Pneumatici fuori uso sempre più una risorsa.

Marina Fanara ·

Finora sono quasi 600 i chilometri di strade italiane sulle quali sono stati utilizzati asfalti modificati realizzati con gomma riciclata dai pneumatici fuori uso (Pfu): lo evidenzia Ecopneus (società senza scopo di lucro che raggruppa i principali produttori di pneumatici in Italia e si occupa della gestione delle gomme ormai inutilizzabili) ricordando che il ricorso a questo tipo di materiali è in continua crescita nel nostro Paese. Stando ai numeri, si è passati dai poco più di 100 chilometri del 2010 ai 592 di quest'anno con un incremento di ben il 64% solo considerando il confronto col 2019.

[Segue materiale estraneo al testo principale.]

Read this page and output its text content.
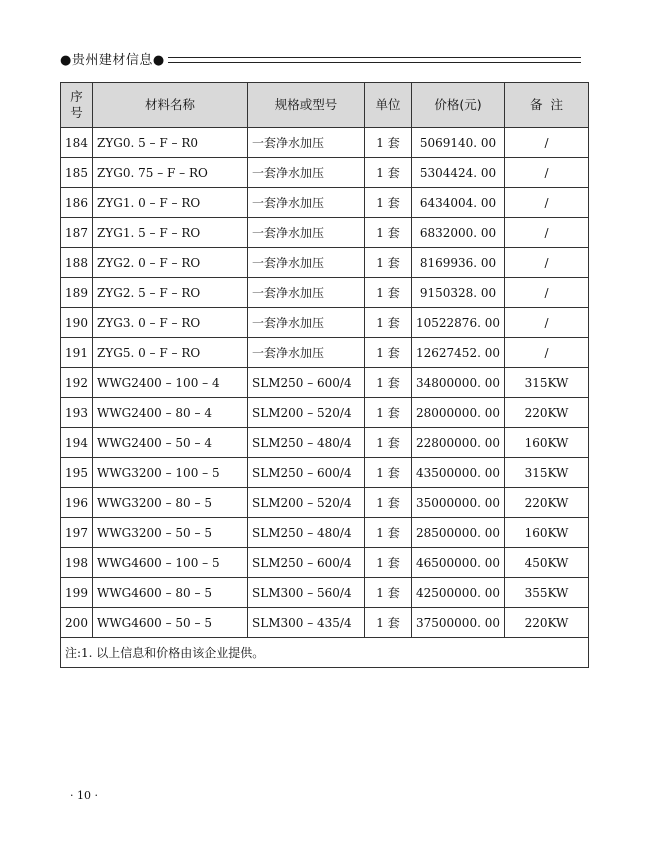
●贵州建材信息●
序号	材料名称	规格或型号	单位	价格(元)	备  注
184	ZYG0. 5 – F – R0	一套净水加压	1 套	5069140. 00	/
185	ZYG0. 75 – F – RO	一套净水加压	1 套	5304424. 00	/
186	ZYG1. 0 – F – RO	一套净水加压	1 套	6434004. 00	/
187	ZYG1. 5 – F – RO	一套净水加压	1 套	6832000. 00	/
188	ZYG2. 0 – F – RO	一套净水加压	1 套	8169936. 00	/
189	ZYG2. 5 – F – RO	一套净水加压	1 套	9150328. 00	/
190	ZYG3. 0 – F – RO	一套净水加压	1 套	10522876. 00	/
191	ZYG5. 0 – F – RO	一套净水加压	1 套	12627452. 00	/
192	WWG2400 – 100 – 4	SLM250 – 600/4	1 套	34800000. 00	315KW
193	WWG2400 – 80 – 4	SLM200 – 520/4	1 套	28000000. 00	220KW
194	WWG2400 – 50 – 4	SLM250 – 480/4	1 套	22800000. 00	160KW
195	WWG3200 – 100 – 5	SLM250 – 600/4	1 套	43500000. 00	315KW
196	WWG3200 – 80 – 5	SLM200 – 520/4	1 套	35000000. 00	220KW
197	WWG3200 – 50 – 5	SLM250 – 480/4	1 套	28500000. 00	160KW
198	WWG4600 – 100 – 5	SLM250 – 600/4	1 套	46500000. 00	450KW
199	WWG4600 – 80 – 5	SLM300 – 560/4	1 套	42500000. 00	355KW
200	WWG4600 – 50 – 5	SLM300 – 435/4	1 套	37500000. 00	220KW
注:1. 以上信息和价格由该企业提供。					
· 10 ·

Asfalti modificati in 42 province

Secondo Ecopneus, in particolare, il riciclo dei Pfu garantisce enormi vantaggi non solo in termini ambientali (riducono il rumore) ma anche di tenuta (resistono alle buche e durano tre volte di più rispetto a un asfalto tradizionale) oltre al fatto di abbassare i costi di manutenzione. Gli operatori del settore rivelano che attualmente sono 42 le province italiane che ricorrono a tale tecnologia per la manutenzione e messa in sicurezza della propria rete viaria, concentrate per lo più in Emilia-Romagna, Toscana, Piemonte e Trentino Alto Adige.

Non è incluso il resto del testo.